"Não há impulsos. Isso já passou. Nunca tinha feito nada. Nunca fui pessoa violenta. Saio daqui às 09:00, ao meio dia estou na Luz, vou almoçar uma bifana e estar com os amigos", garante o adepto que na época passada irrompeu pela lateral do relvado do Estádio da Luz e agrediu o árbitro assistente, José Ramalho, no pescoço, antes de ser detido por elementos da Polícia de Segurança Pública (PSP) no local.

O gesto irreflectido do benfiquista foi a tribunal e o Diabo de Gaia foi condenado a um ano de abstinência de estádios de futebol em Portugal e ainda a uma indemnização de 2500 euros à vítima.

"Dei dinheiro para o árbitro e a esposa irem de férias este ano. Gabaram-se em Vila Real de ir de férias à minha conta, com os 2500 euros que lhe dei. Paguei-lhe em quatro cheques, mas se fosse hoje pagava 20 euros por mês.

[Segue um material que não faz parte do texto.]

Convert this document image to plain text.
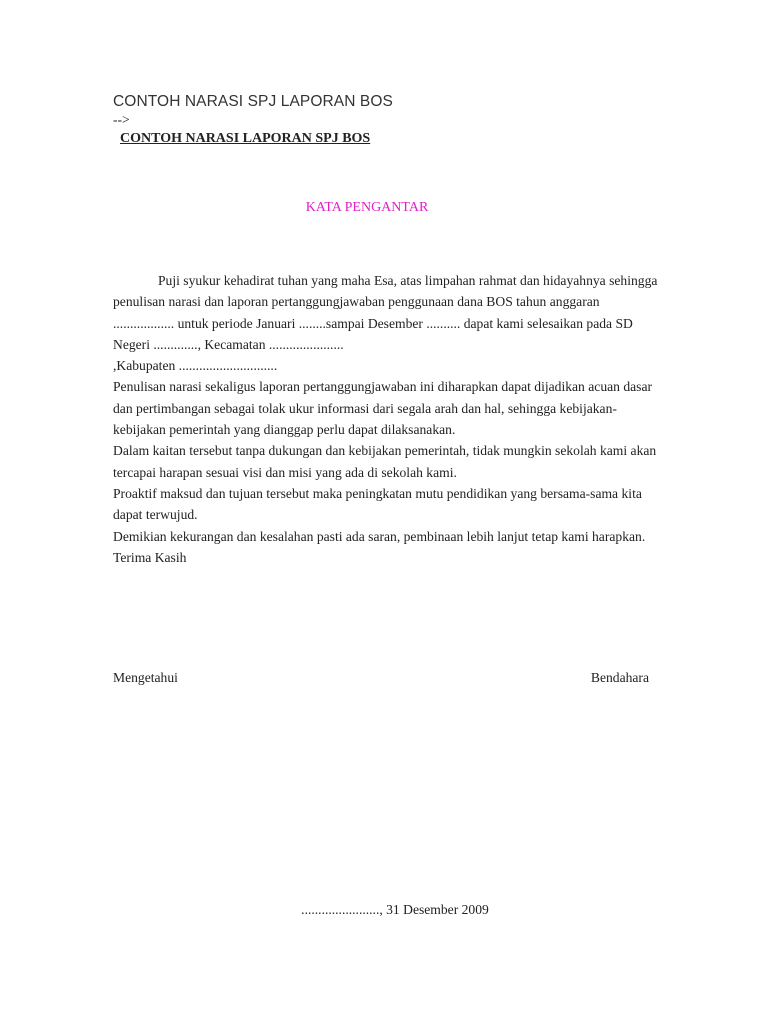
CONTOH NARASI SPJ LAPORAN BOS
-->
CONTOH NARASI LAPORAN SPJ BOS
KATA PENGANTAR

Puji syukur kehadirat tuhan yang maha Esa, atas limpahan rahmat dan hidayahnya sehingga penulisan narasi dan laporan pertanggungjawaban penggunaan dana BOS tahun anggaran .................. untuk periode Januari ........sampai Desember .......... dapat kami selesaikan pada SD Negeri ............., Kecamatan ......................

,Kabupaten .............................

Penulisan narasi sekaligus laporan pertanggungjawaban ini diharapkan dapat dijadikan acuan dasar dan pertimbangan sebagai tolak ukur informasi dari segala arah dan hal, sehingga kebijakan-kebijakan pemerintah yang dianggap perlu dapat dilaksanakan.

Dalam kaitan tersebut tanpa dukungan dan kebijakan pemerintah, tidak mungkin sekolah kami akan tercapai harapan sesuai visi dan misi yang ada di sekolah kami.

Proaktif maksud dan tujuan tersebut maka peningkatan mutu pendidikan yang bersama-sama kita dapat terwujud.

Demikian kekurangan dan kesalahan pasti ada saran, pembinaan lebih lanjut tetap kami harapkan.

Terima Kasih

Mengetahui	Bendahara
......................., 31 Desember 2009
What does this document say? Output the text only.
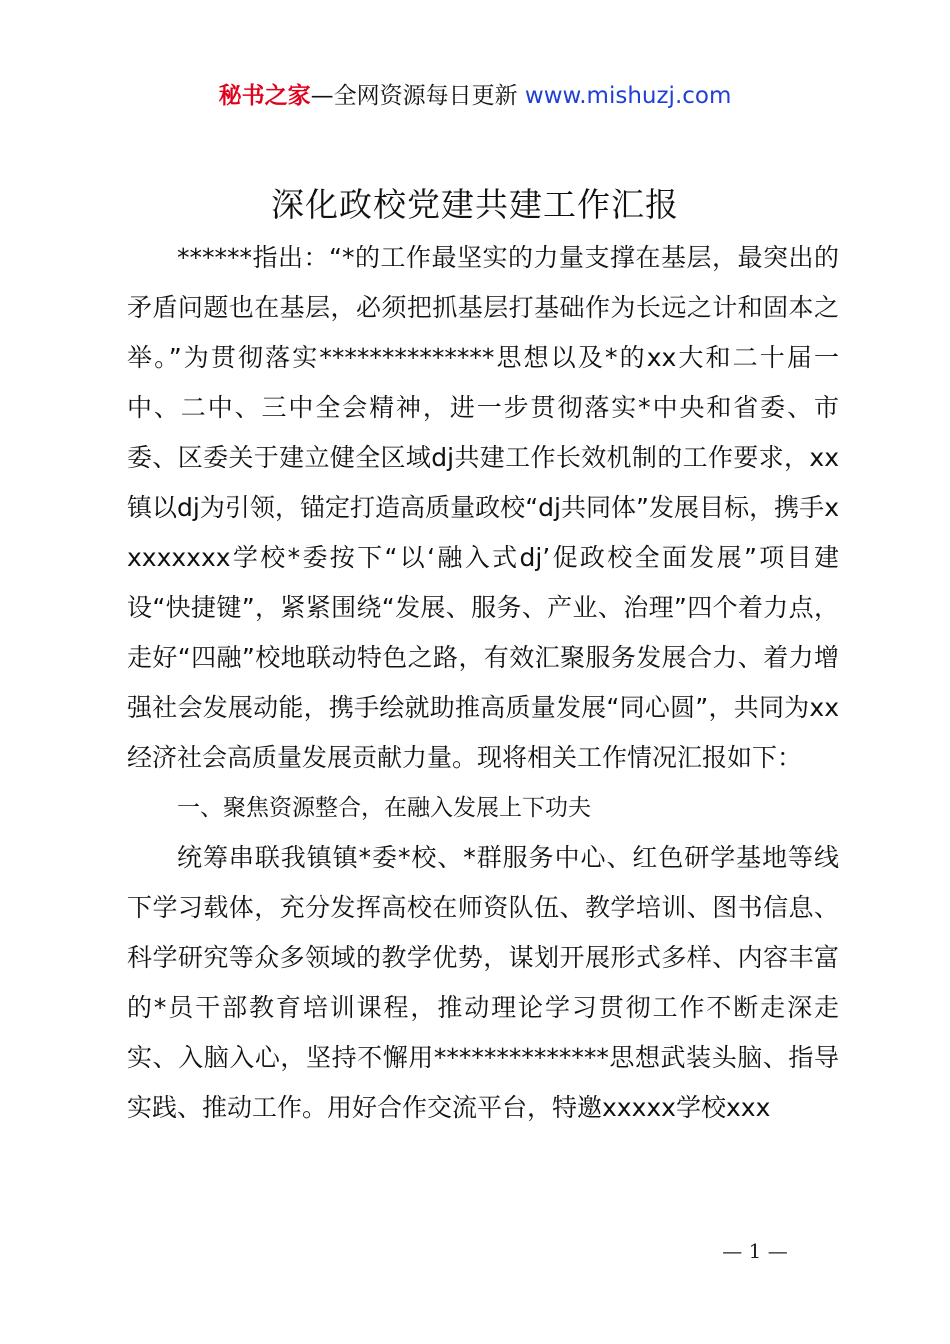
秘书之家—全网资源每日更新 www.mishuzj.com
深化政校党建共建工作汇报

******指出：“*的工作最坚实的力量支撑在基层，最突出的矛盾问题也在基层，必须把抓基层打基础作为长远之计和固本之举。”为贯彻落实**************思想以及*的xx大和二十届一中、二中、三中全会精神，进一步贯彻落实*中央和省委、市委、区委关于建立健全区域dj共建工作长效机制的工作要求，xx镇以dj为引领，锚定打造高质量政校“dj共同体”发展目标，携手xxxxxxxx学校*委按下“以‘融入式dj’促政校全面发展”项目建设“快捷键”，紧紧围绕“发展、服务、产业、治理”四个着力点，走好“四融”校地联动特色之路，有效汇聚服务发展合力、着力增强社会发展动能，携手绘就助推高质量发展“同心圆”，共同为xx经济社会高质量发展贡献力量。现将相关工作情况汇报如下：

一、聚焦资源整合，在融入发展上下功夫

统筹串联我镇镇*委*校、*群服务中心、红色研学基地等线下学习载体，充分发挥高校在师资队伍、教学培训、图书信息、科学研究等众多领域的教学优势，谋划开展形式多样、内容丰富的*员干部教育培训课程，推动理论学习贯彻工作不断走深走实、入脑入心，坚持不懈用**************思想武装头脑、指导实践、推动工作。用好合作交流平台，特邀xxxxx学校xxx

— 1 —
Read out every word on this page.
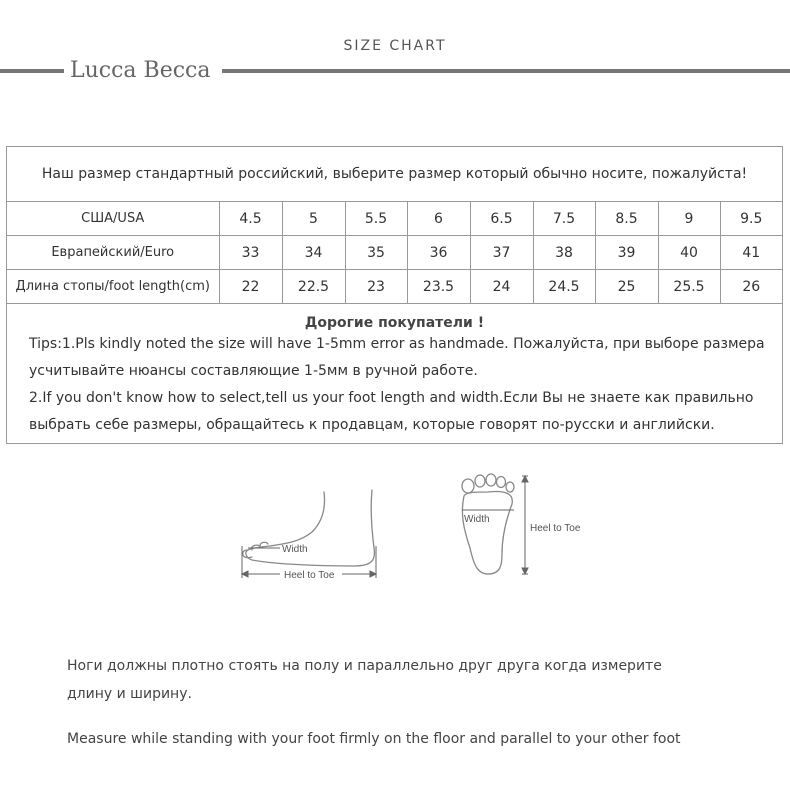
SIZE CHART
Lucca Becca
Наш размер стандартный российский, выберите размер который обычно носите, пожалуйста!
США/USA	4.5	5	5.5	6	6.5	7.5	8.5	9	9.5
Евpапейский/Euro	33	34	35	36	37	38	39	40	41
Длина стопы/foot length(cm)	22	22.5	23	23.5	24	24.5	25	25.5	26
Дорогие покупатели !
Tips:1.Pls kindly noted the size will have 1-5mm error as handmade. Пожалуйста, при выборе размера
усчитывайте нюансы составляющие 1-5мм в ручной работе.
2.If you don't know how to select,tell us your foot length and width.Если Вы не знаете как правильно
выбрать себе размеры, обращайтесь к продавцам, которые говорят по-русски и английски.
Width
Heel to Toe
Width
Heel to Toe
Ноги должны плотно стоять на полу и параллельно друг друга когда измерите
длину и ширину.
Measure while standing with your foot firmly on the floor and parallel to your other foot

Assim ainda lhe estava a pagar…", gracejou o cidadão "pacífico" que nos jogos de futebol admite alguma "transfiguração".

A multa pecuniária foi difícil de digerir, mas Carlos Santos reconhece que "custou mais estar um ano sem ir à Luz ou outro estádio", numa punição que garante ter "cumprido à risca": "a 20 de Novembro terminou a inibição, festejei com champanhe".

"Só vi o Benfica fora de Portugal, onde não estava proibido. Desde 20 de Novembro que posso voltar à Luz, mas devido a problemas familiares ainda não foi possível. Vai ser agora", congratulou-se.

O popular adepto ainda se lembra como perdeu a cabeça: "Foi simples, o Benfica estava a ser 'roubado'. Depois, em cinco ou sete minutos houve mais dois foras-de-jogo e ao terceiro deu-me um flash e lá vou eu para o árbitro, fazer uma carícia que me custou muito caro. Não há raciocínio naquele momento…".

Carlos Santos diz que não voltaria a repetir o gesto, mas, mesmo assim, só se arrepende do que fez pelas consequências dos seus actos para com terceiros: "Tinha a filha mais nova grávida e podia ter sucedido algum problema. Só me arrependo desse motivo. E dos meus amigos que levaram porrada da policia de choque sem merecer. Um deles ainda tem um problema numa perna devido a isso".

O empresário de máquinas de tabaco nascido em Trás-os-Montes garante que tem uma personalidade pacífica - "não gosto de confusões e nunca tive problemas com ninguém" - e promete um comportamento exemplar domingo, sempre com fair-play.

"Tenho grandes amigos portistas. Se não formos juntos ao jogo, festejaremos antes e no fim do jogo, ganhe quem ganhar", frisou.

As virtudes públicas acabam dentro de casa, onde a filha mais velha e os dois genros portistas estão proibidos de demonstrar o seu clubismo.

"Esses três em minha casa não podem falar do FC Porto. Está fora de questão. Em casa deles também limito-me a não falar. Democracia é primeiro eu, eu e Benfica, Benfica. Eu e Benfica. No fim, estão eles", assevera o fervoroso adepto para quem "o desporto é o Benfica" e cujas "únicas férias em 17 anos se resumem a seguir a equipa para todo o lado".

Carlos Santos transformou-se em Diabo de Gaia quando às suas longas barbas de pêra juntou um barrete com uns cornos de diabo numa brincadeira durante o aniversário de uma filha, por altura do carnaval: "A família toda achou muita piada e assim fiquei (diabo)".

O benfiquista agora só sonha que o regresso à Luz seja coroado com um triunfo sobre o rival, mantendo a fé num 3-1: "Seria fantástico. Os golos podem ser de qualquer um, mas o Cardozo é um jogador fora-de-série. E o Aimar…".

Curiosamente, o Diabo de Gaia não vai à bola com o treinador Jorge Jesus: "O Benfica este ano tem uma grande equipa de futebol, bons jogadores, mas há uma coisa que nunca gostei e não gosto, que é o treinador. Mas pode ser que ao fim da temporada torça a orelha".

"Não simpatizo com ele derivado às declarações no ano passado na Luz quando era treinador do Braga. Acho que insultou os benfiquistas com as declarações no fim do jogo e passado uma semana jogou em casa com outro clube (FC Porto), foi roubado três vezes mais e nem sequer abriu a boca. Isso não lhe vou perdoar", justificou.

Mesmo assim, admite que tem fé em chegar ao fim da época em primeiro e assim "abraçar Jorge Jesus e dar-lhe os parabéns por termos ganho o campeonato".